The front doorbell rang its grating trill throughout the rectory, and Gabby slouched with relief. The breakfast table had become a war zone. The opposing armies were her parents, and Gabby had somehow become the innocent citizen caught in the cross fire.
“I don’t see the scandal in French lessons,” her mother said to Gabby, though her words were directed at her father. Lord Brickton sat at the opposite end of the table, the skin around his club collar mottled purple.
“Sending her off at the crack of dawn, without a chaperone and to a man’s home, isn’t scandalous?” he roared at Gabby, refusing to meet his wife’s eyes.
Gabby stared into her tea, which was far too milky, but her arm had jumped when her father had shouted earlier and she’d spilled in more than she preferred. Grayson had been smart enough not to come down to the dining room. The weasel had probably sneaked out altogether.
Their butler, Gustav, entered the dining room, his hands clasped behind his back. “My lord, my lady. Monsieur Quinn to see you.”

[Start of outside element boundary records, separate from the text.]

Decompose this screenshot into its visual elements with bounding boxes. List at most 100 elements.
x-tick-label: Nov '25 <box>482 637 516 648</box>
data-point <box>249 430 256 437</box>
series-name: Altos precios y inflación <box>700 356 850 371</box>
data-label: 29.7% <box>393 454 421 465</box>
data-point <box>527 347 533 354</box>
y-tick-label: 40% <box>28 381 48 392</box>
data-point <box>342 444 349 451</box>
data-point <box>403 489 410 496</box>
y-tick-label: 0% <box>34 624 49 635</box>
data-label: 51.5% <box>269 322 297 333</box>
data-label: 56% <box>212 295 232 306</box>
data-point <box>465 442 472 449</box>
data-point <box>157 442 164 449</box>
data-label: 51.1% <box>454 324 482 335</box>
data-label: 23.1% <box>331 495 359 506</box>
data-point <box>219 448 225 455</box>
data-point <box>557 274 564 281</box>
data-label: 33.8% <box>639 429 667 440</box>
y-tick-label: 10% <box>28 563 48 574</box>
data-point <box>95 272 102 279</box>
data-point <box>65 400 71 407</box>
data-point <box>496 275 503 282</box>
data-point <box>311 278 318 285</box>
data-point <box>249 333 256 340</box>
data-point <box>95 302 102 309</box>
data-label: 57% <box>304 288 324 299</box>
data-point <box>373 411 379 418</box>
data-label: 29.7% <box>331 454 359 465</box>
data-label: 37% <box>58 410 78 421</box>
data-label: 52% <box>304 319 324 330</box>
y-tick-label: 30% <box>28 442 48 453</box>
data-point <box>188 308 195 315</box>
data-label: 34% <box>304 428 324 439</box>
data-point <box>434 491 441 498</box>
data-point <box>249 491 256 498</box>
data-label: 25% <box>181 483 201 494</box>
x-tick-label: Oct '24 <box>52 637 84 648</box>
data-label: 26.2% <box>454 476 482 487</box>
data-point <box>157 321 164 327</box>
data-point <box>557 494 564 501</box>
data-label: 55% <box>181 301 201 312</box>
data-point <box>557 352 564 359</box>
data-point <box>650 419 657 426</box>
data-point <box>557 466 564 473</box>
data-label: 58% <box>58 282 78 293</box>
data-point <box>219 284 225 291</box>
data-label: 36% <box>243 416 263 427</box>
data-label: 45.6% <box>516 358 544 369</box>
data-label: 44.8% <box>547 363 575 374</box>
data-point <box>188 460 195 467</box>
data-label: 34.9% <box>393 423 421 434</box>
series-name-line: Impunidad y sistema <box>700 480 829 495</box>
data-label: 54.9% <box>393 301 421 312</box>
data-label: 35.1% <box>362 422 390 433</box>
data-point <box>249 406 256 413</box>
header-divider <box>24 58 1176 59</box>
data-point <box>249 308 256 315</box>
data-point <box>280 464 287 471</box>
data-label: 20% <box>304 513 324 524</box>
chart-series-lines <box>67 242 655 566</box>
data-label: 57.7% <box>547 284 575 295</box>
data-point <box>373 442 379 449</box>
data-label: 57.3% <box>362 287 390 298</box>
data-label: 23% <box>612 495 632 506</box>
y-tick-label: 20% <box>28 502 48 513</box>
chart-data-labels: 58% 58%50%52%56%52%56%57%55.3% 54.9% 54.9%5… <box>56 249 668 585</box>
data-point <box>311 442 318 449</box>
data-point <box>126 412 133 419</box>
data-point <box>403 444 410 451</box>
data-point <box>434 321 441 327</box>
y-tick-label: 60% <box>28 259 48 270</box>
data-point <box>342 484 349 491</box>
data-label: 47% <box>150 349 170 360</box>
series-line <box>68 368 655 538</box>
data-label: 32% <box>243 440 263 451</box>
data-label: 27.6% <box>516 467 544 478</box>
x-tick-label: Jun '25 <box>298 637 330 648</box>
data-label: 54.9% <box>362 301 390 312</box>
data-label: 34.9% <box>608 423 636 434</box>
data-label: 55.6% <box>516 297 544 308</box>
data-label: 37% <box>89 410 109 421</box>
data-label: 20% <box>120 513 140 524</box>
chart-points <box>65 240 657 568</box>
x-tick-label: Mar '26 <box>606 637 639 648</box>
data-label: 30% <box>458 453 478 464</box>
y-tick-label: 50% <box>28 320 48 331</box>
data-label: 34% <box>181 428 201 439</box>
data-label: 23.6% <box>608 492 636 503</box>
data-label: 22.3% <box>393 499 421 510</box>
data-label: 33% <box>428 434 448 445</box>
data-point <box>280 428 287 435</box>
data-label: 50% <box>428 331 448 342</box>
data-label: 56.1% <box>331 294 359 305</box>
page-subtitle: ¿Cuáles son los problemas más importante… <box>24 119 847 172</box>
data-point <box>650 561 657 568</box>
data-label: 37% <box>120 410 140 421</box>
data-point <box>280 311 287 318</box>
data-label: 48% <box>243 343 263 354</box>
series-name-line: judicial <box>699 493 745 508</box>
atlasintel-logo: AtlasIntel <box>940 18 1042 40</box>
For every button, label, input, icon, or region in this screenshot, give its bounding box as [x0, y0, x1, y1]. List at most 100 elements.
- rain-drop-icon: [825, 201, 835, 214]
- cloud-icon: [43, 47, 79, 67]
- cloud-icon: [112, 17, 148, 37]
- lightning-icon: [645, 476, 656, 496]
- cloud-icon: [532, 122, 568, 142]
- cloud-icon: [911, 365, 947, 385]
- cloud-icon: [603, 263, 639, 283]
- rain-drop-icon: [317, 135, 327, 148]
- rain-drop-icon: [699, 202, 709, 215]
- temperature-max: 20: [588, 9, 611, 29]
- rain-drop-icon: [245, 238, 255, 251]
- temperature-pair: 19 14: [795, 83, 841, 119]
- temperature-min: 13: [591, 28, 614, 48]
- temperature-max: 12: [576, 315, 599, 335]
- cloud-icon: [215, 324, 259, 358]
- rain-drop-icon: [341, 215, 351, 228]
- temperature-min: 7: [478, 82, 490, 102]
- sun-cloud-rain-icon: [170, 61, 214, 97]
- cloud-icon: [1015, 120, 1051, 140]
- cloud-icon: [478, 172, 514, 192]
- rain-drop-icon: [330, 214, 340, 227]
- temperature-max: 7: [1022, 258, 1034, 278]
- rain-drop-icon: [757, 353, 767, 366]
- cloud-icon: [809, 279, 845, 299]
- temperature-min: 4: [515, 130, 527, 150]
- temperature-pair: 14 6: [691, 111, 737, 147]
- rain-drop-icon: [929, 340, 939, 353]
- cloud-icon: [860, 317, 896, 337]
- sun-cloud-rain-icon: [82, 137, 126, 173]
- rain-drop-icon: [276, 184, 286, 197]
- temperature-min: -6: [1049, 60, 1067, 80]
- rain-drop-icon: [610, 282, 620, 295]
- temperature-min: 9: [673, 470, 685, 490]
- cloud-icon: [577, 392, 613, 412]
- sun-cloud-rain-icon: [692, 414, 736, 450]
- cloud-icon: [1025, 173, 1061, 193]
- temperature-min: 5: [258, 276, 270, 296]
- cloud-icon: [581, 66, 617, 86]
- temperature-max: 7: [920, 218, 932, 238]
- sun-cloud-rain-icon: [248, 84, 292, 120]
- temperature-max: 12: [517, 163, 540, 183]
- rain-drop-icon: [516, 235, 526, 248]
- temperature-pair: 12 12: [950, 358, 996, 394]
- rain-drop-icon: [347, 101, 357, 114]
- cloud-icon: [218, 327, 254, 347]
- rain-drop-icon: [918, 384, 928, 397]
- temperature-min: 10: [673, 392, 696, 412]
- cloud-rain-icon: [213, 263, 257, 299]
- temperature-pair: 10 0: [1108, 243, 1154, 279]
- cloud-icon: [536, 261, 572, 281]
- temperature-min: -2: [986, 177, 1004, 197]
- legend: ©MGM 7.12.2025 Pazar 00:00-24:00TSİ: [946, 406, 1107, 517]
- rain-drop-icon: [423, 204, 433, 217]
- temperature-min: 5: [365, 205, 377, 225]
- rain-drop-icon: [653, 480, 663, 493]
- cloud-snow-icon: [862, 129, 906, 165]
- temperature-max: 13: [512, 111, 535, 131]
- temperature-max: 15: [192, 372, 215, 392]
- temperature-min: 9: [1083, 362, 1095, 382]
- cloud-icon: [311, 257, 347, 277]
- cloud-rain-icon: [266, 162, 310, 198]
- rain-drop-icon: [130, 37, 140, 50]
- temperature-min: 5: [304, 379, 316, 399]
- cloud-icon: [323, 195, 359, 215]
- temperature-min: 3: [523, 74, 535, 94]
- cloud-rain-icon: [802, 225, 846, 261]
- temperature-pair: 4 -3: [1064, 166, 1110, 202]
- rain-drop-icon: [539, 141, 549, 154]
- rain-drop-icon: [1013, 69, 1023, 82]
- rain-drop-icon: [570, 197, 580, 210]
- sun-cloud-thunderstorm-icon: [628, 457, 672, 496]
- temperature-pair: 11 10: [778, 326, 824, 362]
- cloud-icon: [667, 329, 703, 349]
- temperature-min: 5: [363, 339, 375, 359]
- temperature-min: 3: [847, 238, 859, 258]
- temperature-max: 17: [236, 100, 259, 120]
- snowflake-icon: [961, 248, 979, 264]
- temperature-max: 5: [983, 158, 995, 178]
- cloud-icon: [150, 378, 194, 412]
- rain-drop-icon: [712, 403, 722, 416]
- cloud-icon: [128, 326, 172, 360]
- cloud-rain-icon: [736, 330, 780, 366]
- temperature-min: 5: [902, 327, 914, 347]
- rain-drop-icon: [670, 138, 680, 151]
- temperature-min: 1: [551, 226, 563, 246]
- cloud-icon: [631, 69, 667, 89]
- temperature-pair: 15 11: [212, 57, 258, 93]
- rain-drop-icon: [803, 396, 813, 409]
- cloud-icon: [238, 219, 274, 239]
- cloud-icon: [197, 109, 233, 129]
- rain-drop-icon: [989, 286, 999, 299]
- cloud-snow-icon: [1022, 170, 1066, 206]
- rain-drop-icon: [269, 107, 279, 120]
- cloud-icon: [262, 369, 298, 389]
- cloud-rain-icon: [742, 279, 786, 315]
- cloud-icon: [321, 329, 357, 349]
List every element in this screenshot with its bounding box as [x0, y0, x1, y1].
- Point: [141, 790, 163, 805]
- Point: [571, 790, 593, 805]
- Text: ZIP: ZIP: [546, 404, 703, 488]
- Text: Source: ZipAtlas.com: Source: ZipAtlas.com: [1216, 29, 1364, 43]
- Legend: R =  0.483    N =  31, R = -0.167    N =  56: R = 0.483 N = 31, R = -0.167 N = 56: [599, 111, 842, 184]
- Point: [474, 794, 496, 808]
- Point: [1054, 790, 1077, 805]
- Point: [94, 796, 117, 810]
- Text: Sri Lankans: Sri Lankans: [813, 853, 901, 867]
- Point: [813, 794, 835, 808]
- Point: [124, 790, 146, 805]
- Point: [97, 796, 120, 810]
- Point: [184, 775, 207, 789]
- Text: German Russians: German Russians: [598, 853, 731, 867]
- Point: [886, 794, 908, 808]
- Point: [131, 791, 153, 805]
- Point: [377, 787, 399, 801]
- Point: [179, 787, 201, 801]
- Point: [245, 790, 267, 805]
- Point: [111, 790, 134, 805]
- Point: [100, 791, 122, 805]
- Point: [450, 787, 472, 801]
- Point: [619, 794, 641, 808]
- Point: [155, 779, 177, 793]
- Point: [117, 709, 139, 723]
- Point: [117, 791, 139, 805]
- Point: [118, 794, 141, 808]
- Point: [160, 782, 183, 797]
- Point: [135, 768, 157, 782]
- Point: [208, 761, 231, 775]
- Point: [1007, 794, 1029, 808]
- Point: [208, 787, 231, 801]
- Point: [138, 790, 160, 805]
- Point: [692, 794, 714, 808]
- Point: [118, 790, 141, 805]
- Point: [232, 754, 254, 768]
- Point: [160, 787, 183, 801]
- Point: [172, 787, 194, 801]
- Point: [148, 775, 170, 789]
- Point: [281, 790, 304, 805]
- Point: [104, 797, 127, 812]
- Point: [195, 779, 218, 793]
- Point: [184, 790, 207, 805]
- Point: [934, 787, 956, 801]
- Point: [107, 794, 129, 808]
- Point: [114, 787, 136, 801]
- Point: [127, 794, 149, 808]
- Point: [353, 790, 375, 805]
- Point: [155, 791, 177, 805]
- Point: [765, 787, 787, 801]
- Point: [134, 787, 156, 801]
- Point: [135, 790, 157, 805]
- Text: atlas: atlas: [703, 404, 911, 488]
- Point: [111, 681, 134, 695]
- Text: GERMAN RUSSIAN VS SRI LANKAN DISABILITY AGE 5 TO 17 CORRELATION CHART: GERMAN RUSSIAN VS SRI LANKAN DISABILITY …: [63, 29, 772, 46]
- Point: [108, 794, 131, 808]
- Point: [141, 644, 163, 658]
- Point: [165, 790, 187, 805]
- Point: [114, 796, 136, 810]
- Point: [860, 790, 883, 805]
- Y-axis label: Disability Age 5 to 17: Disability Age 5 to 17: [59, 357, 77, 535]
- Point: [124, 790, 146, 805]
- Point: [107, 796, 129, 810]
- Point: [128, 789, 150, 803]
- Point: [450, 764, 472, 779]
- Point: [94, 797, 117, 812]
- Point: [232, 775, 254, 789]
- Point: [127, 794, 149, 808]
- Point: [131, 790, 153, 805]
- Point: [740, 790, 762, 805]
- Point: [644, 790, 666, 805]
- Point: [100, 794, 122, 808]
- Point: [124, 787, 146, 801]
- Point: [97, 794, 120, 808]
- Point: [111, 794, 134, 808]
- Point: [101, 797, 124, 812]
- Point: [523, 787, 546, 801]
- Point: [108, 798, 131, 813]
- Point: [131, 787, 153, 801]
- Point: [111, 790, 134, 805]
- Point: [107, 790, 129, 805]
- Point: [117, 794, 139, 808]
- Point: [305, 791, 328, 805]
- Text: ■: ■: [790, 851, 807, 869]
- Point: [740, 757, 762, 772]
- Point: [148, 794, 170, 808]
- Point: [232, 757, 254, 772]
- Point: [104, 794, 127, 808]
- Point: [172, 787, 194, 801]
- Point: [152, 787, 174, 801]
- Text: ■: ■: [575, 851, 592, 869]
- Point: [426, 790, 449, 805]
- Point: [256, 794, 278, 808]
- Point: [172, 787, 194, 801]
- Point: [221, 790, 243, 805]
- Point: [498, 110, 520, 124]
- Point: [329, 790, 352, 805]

Gabby startled again, and this time a splash of tea crested the lip of her cup and sloshed onto her saucer. She sat with her back to the foyer entrance and heard Nolan’s footsteps as he entered. What on earth was he doing here? It was far too early to call, and Gabby hadn’t even pinned on one of her veiled hats yet. She resisted turning to face him.
“Detective Quinn, what a surprise,” Lady Brickton said, addressing him as she had in December when Nolan had pretended to be a detective searching for Grayson.
Her mother knew the truth now, of course, and her greeting had sounded cool.